If enzalutamide gets approved in the nonmetastatic CRPC setting, will we run into a debate of which agent to use first?
The debate of whether to use apalutamide or enzalutamide is going to be a repeat of the abiraterone acetate (Zytiga)/enzalutamide debate. Again, it will occupy a lot of peoples’ time figuring out which agent may be better in individual patients. There are subtle differences in the side effect profile that may impact one drug over the other as a choice. But again, when you see the SPARTAN and PROSPER trials, it’s kind of “deja vu all over again” with the enzalutamide and abiraterone debate.
What is one of the key challenges remaining in prostate cancer?
The biggest thing that we are also going to hear about this year doesn’t have to do with any approvals, but it’s going to be the US Preventative Services Task Force, which is acknowledging that some people may benefit from screening for prostate cancer. In 2012 [the group] basically said, “You should not test anyone. You should not screen an asymptomatic man for prostate cancer.”

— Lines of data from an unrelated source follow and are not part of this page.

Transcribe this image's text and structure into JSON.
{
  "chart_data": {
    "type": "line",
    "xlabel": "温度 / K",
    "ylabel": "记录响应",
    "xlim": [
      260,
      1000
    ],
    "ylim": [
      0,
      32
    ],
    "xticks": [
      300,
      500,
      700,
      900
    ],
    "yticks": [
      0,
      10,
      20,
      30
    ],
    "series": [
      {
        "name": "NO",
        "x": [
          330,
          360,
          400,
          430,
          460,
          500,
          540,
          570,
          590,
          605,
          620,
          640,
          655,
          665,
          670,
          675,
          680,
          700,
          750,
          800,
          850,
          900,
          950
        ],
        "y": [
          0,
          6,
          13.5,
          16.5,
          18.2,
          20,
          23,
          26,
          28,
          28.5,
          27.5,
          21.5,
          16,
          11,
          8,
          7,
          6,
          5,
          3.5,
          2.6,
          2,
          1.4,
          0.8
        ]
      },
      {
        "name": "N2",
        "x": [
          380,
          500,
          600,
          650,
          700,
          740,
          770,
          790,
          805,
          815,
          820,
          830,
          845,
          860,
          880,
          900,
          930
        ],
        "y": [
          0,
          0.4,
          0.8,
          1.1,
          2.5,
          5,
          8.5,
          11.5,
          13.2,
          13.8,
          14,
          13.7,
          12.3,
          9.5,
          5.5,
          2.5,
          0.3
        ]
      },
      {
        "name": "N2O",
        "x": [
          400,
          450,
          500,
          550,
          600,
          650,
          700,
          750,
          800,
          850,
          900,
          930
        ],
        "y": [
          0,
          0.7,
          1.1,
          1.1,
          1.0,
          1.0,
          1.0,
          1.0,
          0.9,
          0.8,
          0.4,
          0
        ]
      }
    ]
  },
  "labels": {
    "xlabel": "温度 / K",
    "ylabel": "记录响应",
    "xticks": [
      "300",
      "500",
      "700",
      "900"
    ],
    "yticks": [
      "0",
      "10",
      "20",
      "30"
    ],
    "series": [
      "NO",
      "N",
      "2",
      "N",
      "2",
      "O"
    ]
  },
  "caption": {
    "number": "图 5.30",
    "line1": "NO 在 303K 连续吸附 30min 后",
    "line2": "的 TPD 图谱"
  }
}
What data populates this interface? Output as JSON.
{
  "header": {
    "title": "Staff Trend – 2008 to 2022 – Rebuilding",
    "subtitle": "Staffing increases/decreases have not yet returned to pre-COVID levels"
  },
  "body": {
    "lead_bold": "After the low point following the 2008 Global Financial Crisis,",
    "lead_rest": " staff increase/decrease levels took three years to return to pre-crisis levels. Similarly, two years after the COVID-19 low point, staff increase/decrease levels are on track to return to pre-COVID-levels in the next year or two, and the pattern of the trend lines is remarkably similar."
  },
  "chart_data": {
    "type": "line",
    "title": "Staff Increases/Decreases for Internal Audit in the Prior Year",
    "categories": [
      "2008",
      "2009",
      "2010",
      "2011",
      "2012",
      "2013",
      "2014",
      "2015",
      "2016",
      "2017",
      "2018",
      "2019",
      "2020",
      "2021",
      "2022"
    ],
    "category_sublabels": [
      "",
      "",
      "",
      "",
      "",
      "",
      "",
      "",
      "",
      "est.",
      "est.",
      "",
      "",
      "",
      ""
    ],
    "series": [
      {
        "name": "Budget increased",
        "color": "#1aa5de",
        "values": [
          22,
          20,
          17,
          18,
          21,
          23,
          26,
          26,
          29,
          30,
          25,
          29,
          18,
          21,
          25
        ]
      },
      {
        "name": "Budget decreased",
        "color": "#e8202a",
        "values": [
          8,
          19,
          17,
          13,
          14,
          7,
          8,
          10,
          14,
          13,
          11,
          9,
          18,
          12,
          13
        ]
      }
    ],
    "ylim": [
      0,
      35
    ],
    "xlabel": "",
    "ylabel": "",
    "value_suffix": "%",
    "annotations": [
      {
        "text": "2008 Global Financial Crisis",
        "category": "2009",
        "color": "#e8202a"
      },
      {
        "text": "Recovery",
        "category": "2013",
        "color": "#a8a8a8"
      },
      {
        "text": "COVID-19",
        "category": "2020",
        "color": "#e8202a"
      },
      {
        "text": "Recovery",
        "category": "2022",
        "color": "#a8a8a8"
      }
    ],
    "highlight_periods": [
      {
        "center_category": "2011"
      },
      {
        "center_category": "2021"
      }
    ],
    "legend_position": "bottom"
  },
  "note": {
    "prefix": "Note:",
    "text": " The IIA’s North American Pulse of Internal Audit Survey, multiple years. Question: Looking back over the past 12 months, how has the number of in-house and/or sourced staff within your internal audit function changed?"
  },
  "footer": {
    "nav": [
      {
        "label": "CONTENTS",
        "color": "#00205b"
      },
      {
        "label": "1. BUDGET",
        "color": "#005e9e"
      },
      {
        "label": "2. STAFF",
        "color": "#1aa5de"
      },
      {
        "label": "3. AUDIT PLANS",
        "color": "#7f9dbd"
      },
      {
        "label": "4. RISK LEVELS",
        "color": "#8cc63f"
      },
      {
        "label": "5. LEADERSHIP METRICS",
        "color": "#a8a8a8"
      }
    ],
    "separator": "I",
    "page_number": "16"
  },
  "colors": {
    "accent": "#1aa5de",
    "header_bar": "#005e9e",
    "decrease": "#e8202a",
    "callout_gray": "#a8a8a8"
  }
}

Last year, they came out with a draft statement for public comment that, in men under the age of 70, there may be a benefit [to screening] and [physicians] should have dialogue with their patients about it. We haven’t seen that formal publication yet, but it should be coming soon. That will be a change in the perception of the risk and benefit of screening for prostate cancer that will be impacted in the coming year. We are concerned that we are seeing slightly increased rates of patients with node positivity and then presenting with metastatic disease. It is debated, but there is something clearly going on in the last 3 or 4 years that seems to be reversing a trend of decreasing the diagnosis of men with advanced disease.